Mushaf Biru Aisyah

Mushaf Biru Aisyah


Pagi yang penuh dengan kedamaian. Diawali dengan shalat Shubuh berjamaah, lalu mengaji bersama. Ada si bungsu yang selalu mengantuk ketika diajak shalat. Bahkan sudah menjadi sebuah kebiasaan jika ia tertidur dalam sujud akhir dan baru duduk ketika Abinya sebagai imam mengucap salam. Biasanya Aisyah, sang kakak selalu meledek kalau sudah melihat kebiasaan adiknya ini.
“Adek, mimpi apa tadi waktu sujud?” Aisyah berbisik sambil tertawa kecil di hadapan adiknya.
“Adek mimpi makan ayam goreng, Kak. Kayaknya ini pertanda Ummi akan masak ayam deh,” si kecil Fawaz  mengedipkan matanya tiga kali, dan ikut tertawa.
Sebuah keluarga dengan penuh rasa cinta, memiliki dua anak kecil yang begitu mencintai Al-Qur’an. Aisyah, berusia 8 tahun dengan hafalannya 3 juz dan Fawaz, 4 tahun baru menghafal juz amma. Abi dan Ummi-nya bukanlah seorang penghafal, namun keduanya sangat semangat untuk menjadikan buah hatinya sebagai anak anak pecinta Al-Qur’an.
Aisyah masih dengan mushaf birunya. Ia tak pernah bosan menunggu matahari terbit dengan pose duduk di atas ayunan. Rutinitas paginya sebelum berangkat sekolah adalah bermain ayunan sendiri sambil mengulang hafalannya. Biasanya Abi Yusuf yang selalu menemani putri pertamanya untuk menyimak hafalan Aisyah.
Sudah jam enam, sayang. Nanti Aisyah terlambat ke sekolah.
Tapi tinggal seperempat juz lagi, Bi…” Aisyah masih terlihat serius mengulang hafalannya. Matanya terpejam menandakan dia sedang konsentrasi.
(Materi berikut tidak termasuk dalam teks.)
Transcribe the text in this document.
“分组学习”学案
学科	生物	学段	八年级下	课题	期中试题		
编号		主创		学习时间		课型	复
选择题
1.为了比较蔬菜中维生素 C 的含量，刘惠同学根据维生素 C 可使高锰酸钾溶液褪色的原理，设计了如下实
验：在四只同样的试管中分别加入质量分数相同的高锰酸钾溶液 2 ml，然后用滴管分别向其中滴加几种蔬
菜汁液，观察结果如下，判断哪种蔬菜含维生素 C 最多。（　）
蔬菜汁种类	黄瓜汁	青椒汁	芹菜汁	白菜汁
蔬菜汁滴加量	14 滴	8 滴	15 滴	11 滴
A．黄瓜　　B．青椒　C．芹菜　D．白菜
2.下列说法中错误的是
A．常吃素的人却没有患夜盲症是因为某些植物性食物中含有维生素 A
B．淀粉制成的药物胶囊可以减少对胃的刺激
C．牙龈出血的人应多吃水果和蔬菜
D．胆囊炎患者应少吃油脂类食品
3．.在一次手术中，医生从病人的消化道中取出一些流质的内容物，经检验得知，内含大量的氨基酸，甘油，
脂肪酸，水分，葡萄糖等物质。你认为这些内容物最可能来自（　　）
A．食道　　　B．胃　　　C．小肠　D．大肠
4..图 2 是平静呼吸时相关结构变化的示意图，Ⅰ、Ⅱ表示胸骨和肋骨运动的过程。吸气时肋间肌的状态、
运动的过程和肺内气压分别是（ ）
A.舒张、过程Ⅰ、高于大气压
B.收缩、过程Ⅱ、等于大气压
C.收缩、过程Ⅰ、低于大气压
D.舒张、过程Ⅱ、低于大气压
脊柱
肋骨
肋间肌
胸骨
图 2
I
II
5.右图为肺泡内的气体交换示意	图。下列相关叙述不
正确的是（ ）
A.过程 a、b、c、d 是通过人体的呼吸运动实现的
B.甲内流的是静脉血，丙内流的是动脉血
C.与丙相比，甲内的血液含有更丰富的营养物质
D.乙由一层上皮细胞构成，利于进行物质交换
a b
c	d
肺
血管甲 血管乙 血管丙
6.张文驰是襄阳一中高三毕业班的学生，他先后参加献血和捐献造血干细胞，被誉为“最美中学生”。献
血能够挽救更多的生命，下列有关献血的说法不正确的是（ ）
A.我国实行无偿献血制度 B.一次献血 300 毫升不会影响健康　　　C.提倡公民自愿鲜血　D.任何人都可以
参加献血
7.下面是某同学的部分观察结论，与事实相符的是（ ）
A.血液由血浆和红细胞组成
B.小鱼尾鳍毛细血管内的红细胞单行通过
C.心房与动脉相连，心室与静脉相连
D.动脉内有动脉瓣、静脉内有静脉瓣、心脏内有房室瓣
Abi-nya yang sedang membersihkan taman tersenyum menoleh pada Aisyah, dihampirilah putri pertamanya. Abi Yusuf duduk sejajar dengan Aisyah.
“Nanti pulang sekolah Aisyah lanjutkan lagi. Biar setelah shalat Maghrib Ummi, Abi, sama Adek Fawaz nyimak hafalan Kak Aisyah, ya,” Abi-nya tersenyum sambil menutup Qur’an Aisyah. Ditatapnya wajah putri pertamanya. Selalu ada keteduhan melihat anaknya begitu mencintai Al-Qur’an.
Siap Abi! Aisyah mau siap-siap, terus sarapan, terus sekolah. Abi bawain mushaf Aisyah ke Ummi yah. Suruh taruh di tas Aisyah. Makasih Abi sayang..” Aisyah lompat dari ayunan dan mencium pipi kanan Abinya lalu bergegas memasuki rumah.
Begitulah Aisyah, anak kecil yang sangat lincah dan ceria. Membuat rumah tak pernah sepi. Ketika ia harus pergi jauh, Aisyah tak pernah melupakan mushaf birunya untuk dibawa. Mushaf itu diberikan oleh Ummi-nya ketika Aisyah pertama menghafal juz satu. Awalnya, Ummi dan Abi-nya hanya ingin Aisyah mempelajari Al-Qur’an dan cukup menghafal juz amma saja, namun keinginannya yang begitu kuat untuk melanjutkan hafalan sampai ke juz satu membuat Ummi dan Abi Aisyah sangat bersyukur dan terus mendukungnya.
“Ummi, nanti kalo  Fawaz sudah besar berarti Fawaz bisa berangkat  bareng  Kak Aisyah, ya,” anak kedua yang sangat cerdas ini tak pernah bisa diam di meja makan.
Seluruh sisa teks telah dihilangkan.